Heracles: OK, you're right. I am amazing. I've just never had much luck with the ladies. My second wife, Omphale, made me a slave and had me dress in women's clothing for a year. And my third wife, Deianira, accidentally killed me.

Lady Pheme: Oh, yes, tell us more.

Heracles: It's a pretty gruesome story, Lady Pheme. Are you sure your audience can handle it?

Lady Pheme: Oh, they'll love it.

The audience cheers.

Heracles: Well, not long after D and I got married, we were crossing this river and we ran into some serious trouble. The guy who rowed the ferry across the river was this nasty centaur named Nessus.
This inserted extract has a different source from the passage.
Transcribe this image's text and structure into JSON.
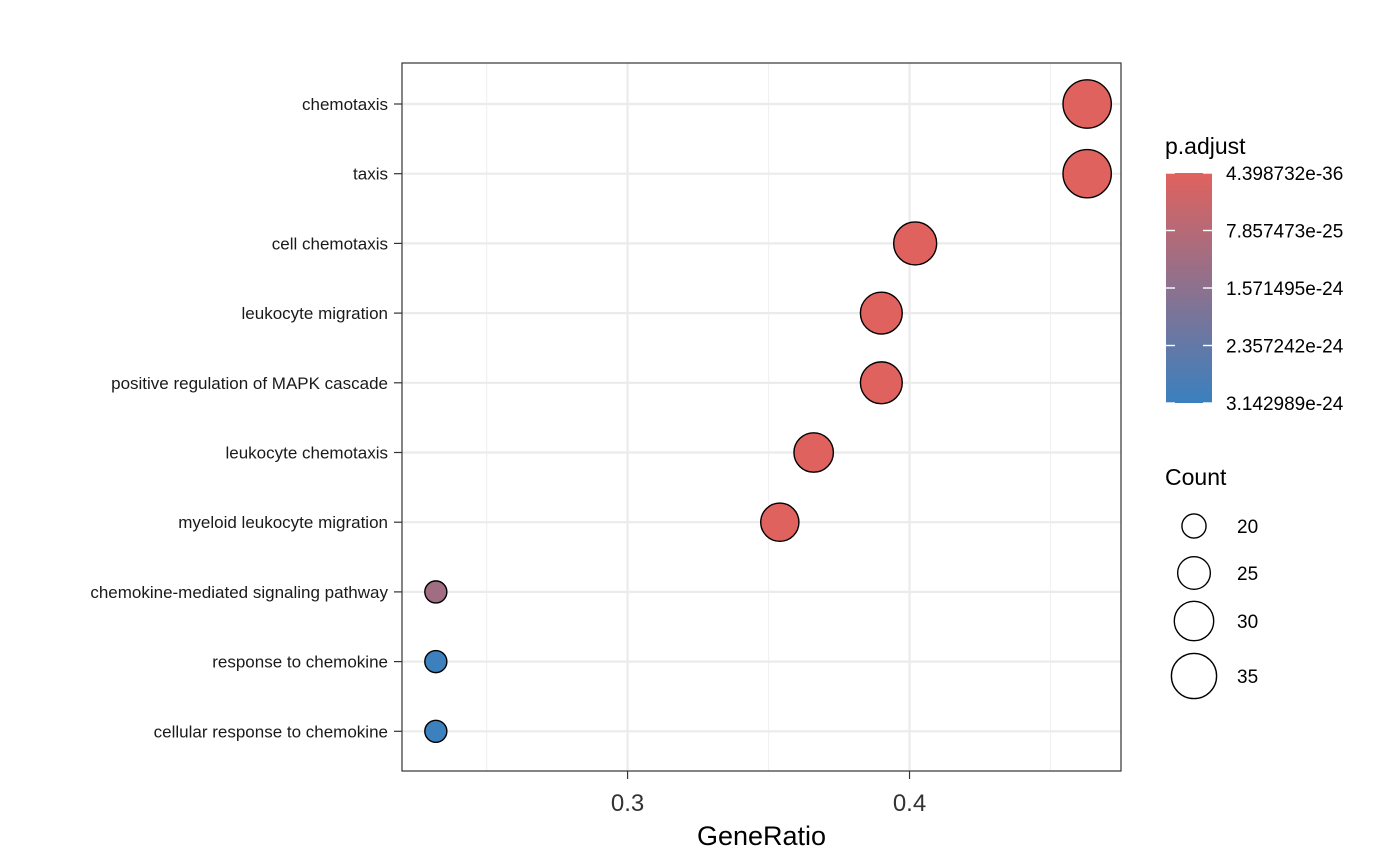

When I wasn't looking, he grabbed D, rowed across the river, and tried to force himself on her.

Lady Pheme: Oh, my goddess! What did you do?

Heracles: I shot him from across the river with an arrow tipped with the venom of the Hydra.

Lady Pheme: And he died?

Heracles: He died a horrible painful death, which was awesome.
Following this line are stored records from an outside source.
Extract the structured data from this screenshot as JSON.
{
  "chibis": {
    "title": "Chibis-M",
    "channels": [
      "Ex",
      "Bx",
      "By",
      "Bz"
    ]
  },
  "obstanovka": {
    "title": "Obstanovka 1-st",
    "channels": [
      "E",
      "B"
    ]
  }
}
Lady Pheme: But what does this have to do with your death?

Heracles: Well, Nessus was pretty crafty, and Deianira, bless her heart, was pretty gullible. As he was dying, Nessus told D that if she took some of his blood, that she could use it to make sure that I was always faithful to her. Secretly, though, he knew that his blood was tainted with the Hydra venom. Years later, D thought I was cheating on her with this chick named Iole...

Lady Pheme: Were you?

Heracles: What can I say? I've got a lot of love to spread around.

Lady Pheme: Mmhm.

Heracles: Hey, I got what was coming to me. Deianira covered a shirt of mine with the blood of Nessus and had my son bring it to me as a gift. I put it on and my skin caught on fire! At least that's what it felt like. Ugh, it was horrible. D felt so bad that she killed herself. And then I committed suicide by setting myself on fire – literally.

Lady Pheme: Wow... that is a pretty gruesome story.

Heracles: It all turned out all right. I buried the hatchet with Hera, and married her daughter, Hebe, goddess of youth.

Lady Pheme: And you're a god!

Heracles: Yes siree, now I'm a god. Life is pretty sweet. If only Hebe would stop trying to feed me ambrosia.